Clearly, the 1998 indictment sufficiently tracked the language of § 13A-10-104 so as to apprise Zimlich of the nature of the offense with which he was being charged. Further, I believe that the inclusion of § 13A-10-101 was simply to put Zimlich on notice of the degree of perjury with which he was being charged, as provided in § 13A-10-104(b).
While the 1998 indictment was not a model of clarity, I cannot agree that the language of that indictment was insufficient to charge Zimlich with the offense of first-degree perjury under § 13A-10-104, rather than under § 13A-10-101. Since the 1998 indictment was not void, it tolled the statute of limitations.

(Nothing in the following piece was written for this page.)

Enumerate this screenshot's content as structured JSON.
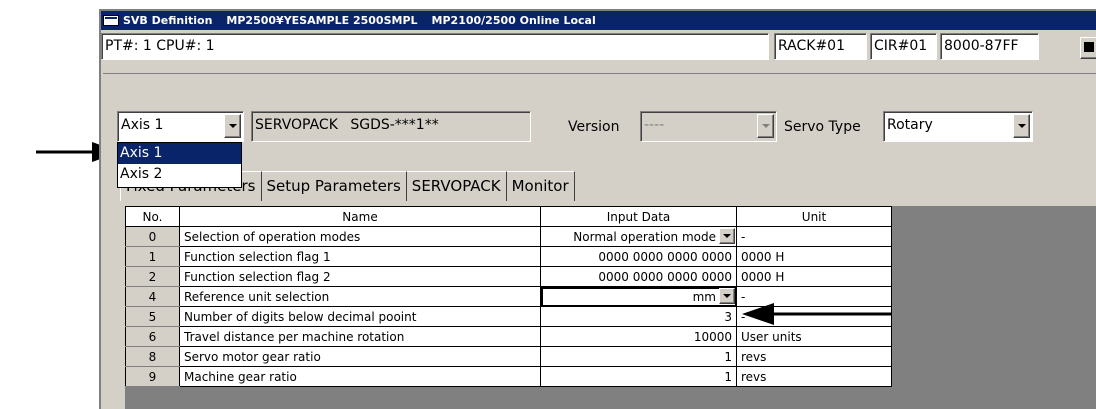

See § 15-3-6, Ala. Code 1975; Rule 15.5(c), Ala.R.Crim.P. Therefore, the trial court correctly denied Zimlich's motion to dismiss the 1999 indictment. Because the 1998 indictment was, at most, voidable, rather than void, the 1999 indictment was not barred by the statute of limitations; thus, the jurisdiction of the trial court was not implicated. Moreover, because Zimlich failed to reserve this issue for appellate review, his guilty plea waived any further claim as to the validity of the 1999 indictment, because a guilty plea waives all nonjurisdictional defects. See, e.g., Thompson v. State,680 So.2d 1014, 1018 (Ala.Crim.App. 1996); Prim v. State, 616 So.2d 381,382 (Ala.Crim.App. 1993). Based on the foregoing, I would affirm Zimlich's conviction for second-degree perjury, based on the 2002 amendment to the 1999 indictment. Therefore, I must dissent.